Adaptive Geological Model Parameterization Using Reversible Jump MCMC

Uncertainty quantification is a key component of geological modeling for mining, exploration, and civil engineering. While uncertainty estimation workflows for implicit structural modeling and inversion are well established for fixed parameter spaces, they require the number of model parameters to be defined a priori. This assumption is often unjustified and subjected to bias, as the number of geological layers or phases is commonly unknown, leading to models that are either overly complex or overly simplistic. Trans-dimensional Markov chain Monte Carlo methods provide a powerful framework for model selection by favoring parsimonious representations in settings with high uncertainty.

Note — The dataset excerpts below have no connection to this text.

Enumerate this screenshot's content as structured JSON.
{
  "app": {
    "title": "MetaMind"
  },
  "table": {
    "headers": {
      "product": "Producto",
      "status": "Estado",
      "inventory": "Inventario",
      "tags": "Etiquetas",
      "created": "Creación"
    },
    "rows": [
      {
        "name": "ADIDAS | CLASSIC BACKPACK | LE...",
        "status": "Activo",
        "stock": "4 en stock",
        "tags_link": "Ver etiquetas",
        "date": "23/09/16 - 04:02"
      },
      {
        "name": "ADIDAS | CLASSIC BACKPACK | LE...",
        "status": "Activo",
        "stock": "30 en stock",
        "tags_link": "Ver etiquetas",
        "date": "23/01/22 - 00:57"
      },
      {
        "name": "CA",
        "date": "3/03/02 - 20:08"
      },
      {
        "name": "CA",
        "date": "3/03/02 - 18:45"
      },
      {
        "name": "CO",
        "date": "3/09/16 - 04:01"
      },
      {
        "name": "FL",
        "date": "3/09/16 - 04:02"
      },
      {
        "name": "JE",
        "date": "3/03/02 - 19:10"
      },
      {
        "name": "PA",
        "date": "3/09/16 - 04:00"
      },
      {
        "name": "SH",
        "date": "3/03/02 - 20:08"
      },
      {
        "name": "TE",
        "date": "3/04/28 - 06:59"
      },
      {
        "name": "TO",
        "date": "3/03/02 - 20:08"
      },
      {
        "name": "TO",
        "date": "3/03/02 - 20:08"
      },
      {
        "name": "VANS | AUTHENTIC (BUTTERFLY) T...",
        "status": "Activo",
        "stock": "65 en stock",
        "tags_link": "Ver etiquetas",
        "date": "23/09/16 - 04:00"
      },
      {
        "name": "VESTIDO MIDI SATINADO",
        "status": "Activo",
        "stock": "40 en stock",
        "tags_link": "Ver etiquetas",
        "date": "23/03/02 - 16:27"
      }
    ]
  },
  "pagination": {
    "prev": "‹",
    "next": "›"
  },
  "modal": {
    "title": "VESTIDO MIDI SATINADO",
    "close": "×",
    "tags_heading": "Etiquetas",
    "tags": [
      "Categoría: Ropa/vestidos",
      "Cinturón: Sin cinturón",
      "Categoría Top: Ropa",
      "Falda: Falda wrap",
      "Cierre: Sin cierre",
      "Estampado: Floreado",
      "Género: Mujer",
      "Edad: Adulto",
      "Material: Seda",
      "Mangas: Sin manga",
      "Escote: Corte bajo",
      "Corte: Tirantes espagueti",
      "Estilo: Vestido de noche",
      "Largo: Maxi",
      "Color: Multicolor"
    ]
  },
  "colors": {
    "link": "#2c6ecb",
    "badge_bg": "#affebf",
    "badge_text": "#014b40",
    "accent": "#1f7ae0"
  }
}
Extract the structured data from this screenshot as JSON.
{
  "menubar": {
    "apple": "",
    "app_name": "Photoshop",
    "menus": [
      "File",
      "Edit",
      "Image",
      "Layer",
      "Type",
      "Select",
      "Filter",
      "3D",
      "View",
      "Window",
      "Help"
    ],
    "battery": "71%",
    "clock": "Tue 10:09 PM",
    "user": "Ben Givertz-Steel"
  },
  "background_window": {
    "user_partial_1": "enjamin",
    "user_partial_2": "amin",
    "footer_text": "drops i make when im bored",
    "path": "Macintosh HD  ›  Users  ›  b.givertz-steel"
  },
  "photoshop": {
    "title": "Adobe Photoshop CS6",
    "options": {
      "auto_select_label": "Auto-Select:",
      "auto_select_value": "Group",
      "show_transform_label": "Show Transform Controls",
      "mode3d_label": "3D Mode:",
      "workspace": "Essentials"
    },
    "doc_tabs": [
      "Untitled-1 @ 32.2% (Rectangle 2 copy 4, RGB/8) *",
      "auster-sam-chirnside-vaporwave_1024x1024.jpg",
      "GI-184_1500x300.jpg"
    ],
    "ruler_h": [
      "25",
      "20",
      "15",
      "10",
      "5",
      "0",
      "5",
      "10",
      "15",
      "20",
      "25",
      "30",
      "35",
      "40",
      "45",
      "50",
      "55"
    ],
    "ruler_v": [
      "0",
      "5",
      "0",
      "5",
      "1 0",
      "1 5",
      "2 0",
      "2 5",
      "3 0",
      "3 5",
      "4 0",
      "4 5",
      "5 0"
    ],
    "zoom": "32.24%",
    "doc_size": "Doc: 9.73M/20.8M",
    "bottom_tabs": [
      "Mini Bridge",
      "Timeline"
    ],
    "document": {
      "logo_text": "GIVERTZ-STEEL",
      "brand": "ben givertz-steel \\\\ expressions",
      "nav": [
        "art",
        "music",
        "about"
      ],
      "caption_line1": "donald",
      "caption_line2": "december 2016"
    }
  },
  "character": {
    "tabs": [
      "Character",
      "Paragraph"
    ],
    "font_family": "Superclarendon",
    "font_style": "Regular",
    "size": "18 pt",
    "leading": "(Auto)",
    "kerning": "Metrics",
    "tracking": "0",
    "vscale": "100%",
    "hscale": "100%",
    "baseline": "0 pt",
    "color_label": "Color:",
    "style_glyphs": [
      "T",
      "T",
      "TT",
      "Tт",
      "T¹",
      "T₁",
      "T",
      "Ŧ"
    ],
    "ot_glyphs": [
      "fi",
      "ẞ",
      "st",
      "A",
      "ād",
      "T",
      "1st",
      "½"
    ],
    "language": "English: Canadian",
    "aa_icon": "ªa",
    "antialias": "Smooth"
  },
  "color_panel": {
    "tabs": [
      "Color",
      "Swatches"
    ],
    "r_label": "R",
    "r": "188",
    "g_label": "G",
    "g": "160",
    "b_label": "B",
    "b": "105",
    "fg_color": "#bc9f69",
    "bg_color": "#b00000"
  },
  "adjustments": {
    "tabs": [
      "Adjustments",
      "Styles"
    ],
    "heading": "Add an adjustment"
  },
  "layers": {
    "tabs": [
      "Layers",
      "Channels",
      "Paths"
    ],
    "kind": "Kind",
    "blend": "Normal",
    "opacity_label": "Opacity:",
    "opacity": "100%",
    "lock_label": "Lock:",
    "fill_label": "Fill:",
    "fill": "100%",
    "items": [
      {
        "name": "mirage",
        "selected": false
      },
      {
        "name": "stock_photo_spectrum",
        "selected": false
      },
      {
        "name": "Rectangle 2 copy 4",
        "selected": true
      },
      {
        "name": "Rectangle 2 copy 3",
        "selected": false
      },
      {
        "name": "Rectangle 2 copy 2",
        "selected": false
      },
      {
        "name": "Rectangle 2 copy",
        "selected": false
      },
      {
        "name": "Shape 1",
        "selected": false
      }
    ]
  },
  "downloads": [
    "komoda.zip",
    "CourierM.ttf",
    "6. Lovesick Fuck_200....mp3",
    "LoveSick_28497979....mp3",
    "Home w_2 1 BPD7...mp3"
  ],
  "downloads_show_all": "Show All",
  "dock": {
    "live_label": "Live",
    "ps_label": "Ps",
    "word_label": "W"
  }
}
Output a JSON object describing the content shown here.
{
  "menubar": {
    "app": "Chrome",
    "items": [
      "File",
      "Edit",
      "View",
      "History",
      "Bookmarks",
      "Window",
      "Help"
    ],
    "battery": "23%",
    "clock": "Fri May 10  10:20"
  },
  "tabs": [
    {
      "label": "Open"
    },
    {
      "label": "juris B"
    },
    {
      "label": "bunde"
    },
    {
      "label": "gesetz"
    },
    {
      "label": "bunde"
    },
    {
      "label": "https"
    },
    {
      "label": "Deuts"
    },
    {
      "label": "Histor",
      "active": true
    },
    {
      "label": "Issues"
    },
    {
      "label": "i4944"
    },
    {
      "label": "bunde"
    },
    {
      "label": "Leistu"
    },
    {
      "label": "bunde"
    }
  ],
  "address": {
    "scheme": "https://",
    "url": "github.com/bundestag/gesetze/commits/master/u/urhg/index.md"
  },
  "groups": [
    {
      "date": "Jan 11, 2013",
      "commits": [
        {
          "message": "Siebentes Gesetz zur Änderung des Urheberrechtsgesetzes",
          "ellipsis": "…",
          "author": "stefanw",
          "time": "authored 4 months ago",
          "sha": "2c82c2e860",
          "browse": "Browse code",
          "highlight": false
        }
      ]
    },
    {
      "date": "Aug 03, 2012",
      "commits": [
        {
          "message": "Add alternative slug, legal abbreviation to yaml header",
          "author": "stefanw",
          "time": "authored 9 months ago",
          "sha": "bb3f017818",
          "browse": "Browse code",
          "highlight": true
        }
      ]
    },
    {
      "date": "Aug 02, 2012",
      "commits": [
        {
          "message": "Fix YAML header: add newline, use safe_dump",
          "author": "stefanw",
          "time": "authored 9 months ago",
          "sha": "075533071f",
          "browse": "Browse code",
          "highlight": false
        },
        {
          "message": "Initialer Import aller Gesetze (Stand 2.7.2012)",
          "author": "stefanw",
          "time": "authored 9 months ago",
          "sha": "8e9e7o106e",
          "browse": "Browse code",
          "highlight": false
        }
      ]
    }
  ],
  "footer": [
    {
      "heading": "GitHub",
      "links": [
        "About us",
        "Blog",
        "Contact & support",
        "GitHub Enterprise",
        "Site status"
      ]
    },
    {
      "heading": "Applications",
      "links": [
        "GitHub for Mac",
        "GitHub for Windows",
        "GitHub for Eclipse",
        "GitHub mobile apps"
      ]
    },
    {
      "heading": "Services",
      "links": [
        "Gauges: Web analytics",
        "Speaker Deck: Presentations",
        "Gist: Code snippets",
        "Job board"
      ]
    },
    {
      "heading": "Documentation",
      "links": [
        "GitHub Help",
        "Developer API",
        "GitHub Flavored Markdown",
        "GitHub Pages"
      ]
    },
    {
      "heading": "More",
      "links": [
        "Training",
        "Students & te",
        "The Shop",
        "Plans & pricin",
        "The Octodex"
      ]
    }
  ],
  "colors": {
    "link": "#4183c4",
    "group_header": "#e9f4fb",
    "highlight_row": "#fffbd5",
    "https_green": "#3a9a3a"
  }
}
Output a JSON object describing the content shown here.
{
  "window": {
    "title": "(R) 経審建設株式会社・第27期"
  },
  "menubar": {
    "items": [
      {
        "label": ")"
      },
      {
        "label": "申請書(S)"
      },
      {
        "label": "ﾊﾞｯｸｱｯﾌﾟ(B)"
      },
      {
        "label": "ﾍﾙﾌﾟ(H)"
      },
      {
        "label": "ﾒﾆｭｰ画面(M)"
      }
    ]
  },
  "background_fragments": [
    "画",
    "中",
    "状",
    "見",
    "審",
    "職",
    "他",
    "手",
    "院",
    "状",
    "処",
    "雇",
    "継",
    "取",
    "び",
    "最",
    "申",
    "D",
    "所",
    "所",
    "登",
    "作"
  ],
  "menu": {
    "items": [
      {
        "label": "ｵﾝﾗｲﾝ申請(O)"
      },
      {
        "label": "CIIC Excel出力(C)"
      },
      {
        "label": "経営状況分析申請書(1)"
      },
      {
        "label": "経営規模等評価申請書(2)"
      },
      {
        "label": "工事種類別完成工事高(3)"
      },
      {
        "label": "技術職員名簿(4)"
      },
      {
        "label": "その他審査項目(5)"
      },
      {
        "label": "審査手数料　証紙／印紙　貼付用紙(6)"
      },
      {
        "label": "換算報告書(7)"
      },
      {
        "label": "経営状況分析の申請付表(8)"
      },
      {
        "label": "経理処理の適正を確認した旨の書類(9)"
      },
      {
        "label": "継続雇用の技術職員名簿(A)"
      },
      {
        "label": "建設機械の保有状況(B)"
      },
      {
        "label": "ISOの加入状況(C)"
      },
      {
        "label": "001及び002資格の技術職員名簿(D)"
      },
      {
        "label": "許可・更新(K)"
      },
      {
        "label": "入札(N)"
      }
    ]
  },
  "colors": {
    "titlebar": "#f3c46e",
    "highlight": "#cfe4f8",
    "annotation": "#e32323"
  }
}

In particular, Reversible Jump Markov chain Monte Carlo (RJ-MCMC) has recently gained attention for solving inverse problems with variable dimensionality. In this study, we investigate the applicability of RJ-MCMC to parameters governing geological interpolation functions. By automatically inferring the optimal number of parameters, the method reduces reliance on subjective user choices. We generate synthetic geophysical data from simple structural models to establish ground truth and perform geophysical inversion (gravity) by updating ensembles of prior structural models. This probabilistic framework enables likelihood-based model evaluation and supports further inference as new data become available. Generated candidates can be grouped to identify model archetypes that fit the data, while parsimony is maintained.